Она стояла там же, где я её оставил. Не переступив с ноги на ногу, не поправив сумку — ровно в той же позе, в какой я видел её десять минут назад. Хосты умеют ждать абсолютно неподвижно; живой человек так не может.
— Вы закончили? — спросила она.
— Закончил. Вечером у меня встреча. Без вас.

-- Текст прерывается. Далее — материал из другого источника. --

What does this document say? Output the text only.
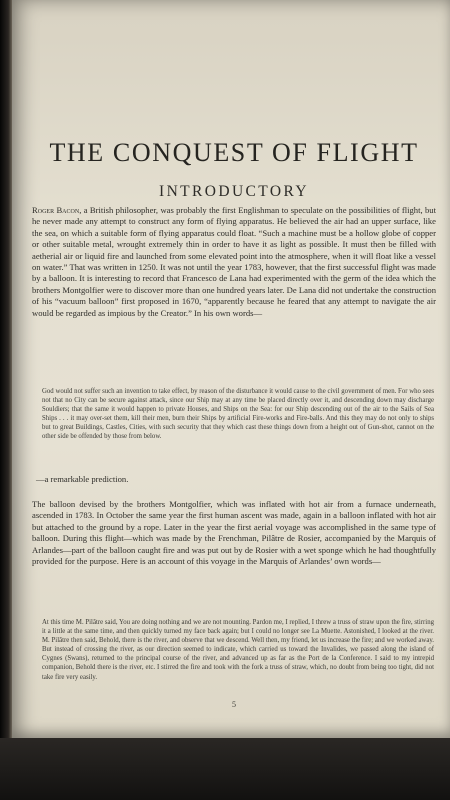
THE CONQUEST OF FLIGHT
INTRODUCTORY

Roger Bacon, a British philosopher, was probably the first Englishman to speculate on the possibilities of flight, but he never made any attempt to construct any form of flying apparatus. He believed the air had an upper surface, like the sea, on which a suitable form of flying apparatus could float. “Such a machine must be a hollow globe of copper or other suitable metal, wrought extremely thin in order to have it as light as possible. It must then be filled with aetherial air or liquid fire and launched from some elevated point into the atmosphere, when it will float like a vessel on water.” That was written in 1250. It was not until the year 1783, however, that the first successful flight was made by a balloon. It is interesting to record that Francesco de Lana had experimented with the germ of the idea which the brothers Montgolfier were to discover more than one hundred years later. De Lana did not undertake the construction of his “vacuum balloon” first proposed in 1670, “apparently because he feared that any attempt to navigate the air would be regarded as impious by the Creator.” In his own words—

God would not suffer such an invention to take effect, by reason of the disturbance it would cause to the civil government of men. For who sees not that no City can be secure against attack, since our Ship may at any time be placed directly over it, and descending down may discharge Souldiers; that the same it would happen to private Houses, and Ships on the Sea: for our Ship descending out of the air to the Sails of Sea Ships . . . it may over-set them, kill their men, burn their Ships by artificial Fire-works and Fire-balls. And this they may do not only to ships but to great Buildings, Castles, Cities, with such security that they which cast these things down from a height out of Gun-shot, cannot on the other side be offended by those from below.

—a remarkable prediction.

The balloon devised by the brothers Montgolfier, which was inflated with hot air from a furnace underneath, ascended in 1783. In October the same year the first human ascent was made, again in a balloon inflated with hot air but attached to the ground by a rope. Later in the year the first aerial voyage was accomplished in the same type of balloon. During this flight—which was made by the Frenchman, Pilâtre de Rosier, accompanied by the Marquis of Arlandes—part of the balloon caught fire and was put out by de Rosier with a wet sponge which he had thoughtfully provided for the purpose. Here is an account of this voyage in the Marquis of Arlandes’ own words—

At this time M. Pilâtre said, You are doing nothing and we are not mounting. Pardon me, I replied, I threw a truss of straw upon the fire, stirring it a little at the same time, and then quickly turned my face back again; but I could no longer see La Muette. Astonished, I looked at the river. M. Pilâtre then said, Behold, there is the river, and observe that we descend. Well then, my friend, let us increase the fire; and we worked away. But instead of crossing the river, as our direction seemed to indicate, which carried us toward the Invalides, we passed along the island of Cygnes (Swans), returned to the principal course of the river, and advanced up as far as the Port de la Conference. I said to my intrepid companion, Behold there is the river, etc. I stirred the fire and took with the fork a truss of straw, which, no doubt from being too tight, did not take fire very easily.

5
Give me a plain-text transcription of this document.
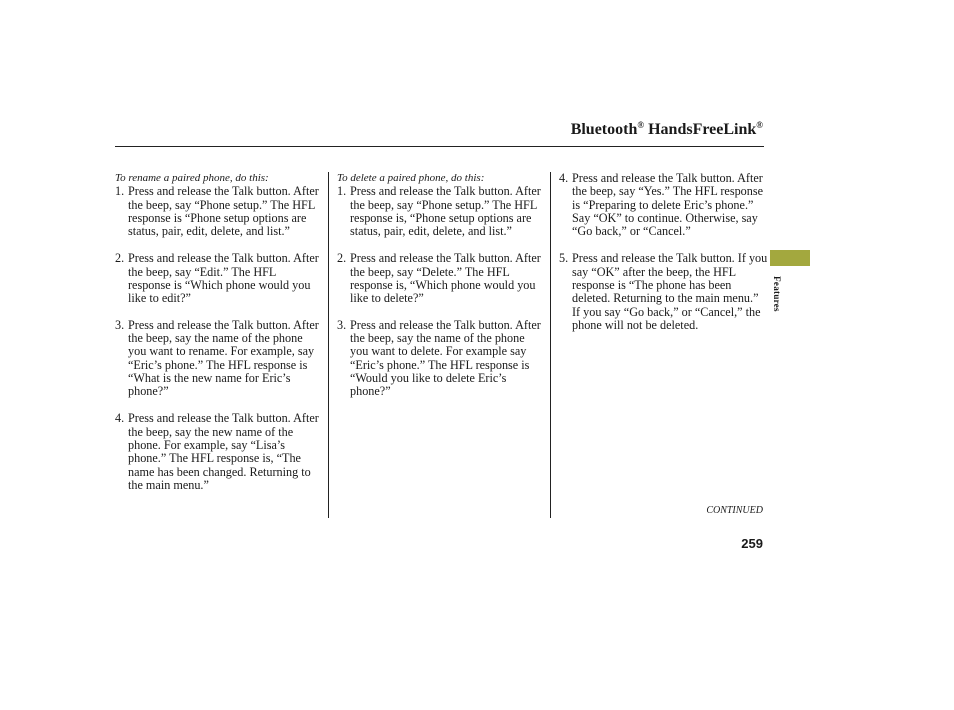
Bluetooth® HandsFreeLink®
To rename a paired phone, do this:
1. Press and release the Talk button. After the beep, say “Phone setup.” The HFL response is “Phone setup options are status, pair, edit, delete, and list.”
2. Press and release the Talk button. After the beep, say “Edit.” The HFL response is “Which phone would you like to edit?”
3. Press and release the Talk button. After the beep, say the name of the phone you want to rename. For example, say “Eric’s phone.” The HFL response is “What is the new name for Eric’s phone?”
4. Press and release the Talk button. After the beep, say the new name of the phone. For example, say “Lisa’s phone.” The HFL response is, “The name has been changed. Returning to the main menu.”
To delete a paired phone, do this:
1. Press and release the Talk button. After the beep, say “Phone setup.” The HFL response is, “Phone setup options are status, pair, edit, delete, and list.”
2. Press and release the Talk button. After the beep, say “Delete.” The HFL response is, “Which phone would you like to delete?”
3. Press and release the Talk button. After the beep, say the name of the phone you want to delete. For example say “Eric’s phone.” The HFL response is “Would you like to delete Eric’s phone?”
4. Press and release the Talk button. After the beep, say “Yes.” The HFL response is “Preparing to delete Eric’s phone.” Say “OK” to continue. Otherwise, say “Go back,” or “Cancel.”
5. Press and release the Talk button. If you say “OK” after the beep, the HFL response is “The phone has been deleted. Returning to the main menu.” If you say “Go back,” or “Cancel,” the phone will not be deleted.
Features
CONTINUED
259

Что-то снова мелькнуло в её лице — но Ирина справилась с этой эмоцией. Она кивнула:
— Я поняла.
До гостиницы мы дошли молча. И только в номере, когда я положил «Лейку» на стол и обернулся, у окна появилась фигура Алексея Петровича — так же беззвучно и неожиданно, как вчера в поезде. Серый костюм, портфель, доброжелательно-усталое лицо. И запах одеколона — приторного, советского, узнаваемого с первой ноты.
— Поздравляю, товарищ Тамм, — сказал он без предисловий. — Вы оперативно нашли вход в один из наших расширенных социальных секторов. «Золотая молодёжь». Не все гости добираются до него и за две недели.
— Я не искал. Меня нашли.
— Это и есть искусство хорошего парка, — улыбнулся он. — Гость никогда не должен чувствовать, что его ведут. Он должен чувствовать, что выбирает сам. — Алексей Петрович чуть склонил голову. — Я обязан проинформировать вас о тарификации. Доступ в сектор «Золотая молодёжь» относится к категории повышенного погружения. Доплата составит двести сорок евро в сутки и будет списана с вашего депозита автоматически. Подтверждаете согласие?
Двести сорок евро в сутки. Я смотрел на его вежливое восковое лицо, и весь мой утренний азарт — азарт журналиста, который сам, своими ногами, своим чутьём нашёл потайную дверь, — оседал во мне холодной взвесью. Я ничего не нашёл. Меня провели по воронке — аккуратно, профессионально, от скучного парадного маршрута, через «случайного» Гену, к обаятельному Виктору, ровно так, чтобы я уверился, будто всё это моя собственная инициатива. Ну что же, молодцы. Сказать нечего.
— Подтверждаю, — сказал я.
— Прекрасно. — Алексей Петрович удовлетворённо кивнул. — Один технический момент. В секторе вы встретите персонажа по имени Виктор, который будет вашим главным проводником. Он… — куратор на долю секунды подобрал слово, и эта пауза была точь-в-точь как у Ирины, — …очень качественно проработан. Один из наших лучших. Убедительно играет роль свободного человека. Я попрошу вас об одном: не разрушайте эту роль. Не объясняйте ему, кто он. Это нарушает гармонию и портит впечатление другим гостям сектора.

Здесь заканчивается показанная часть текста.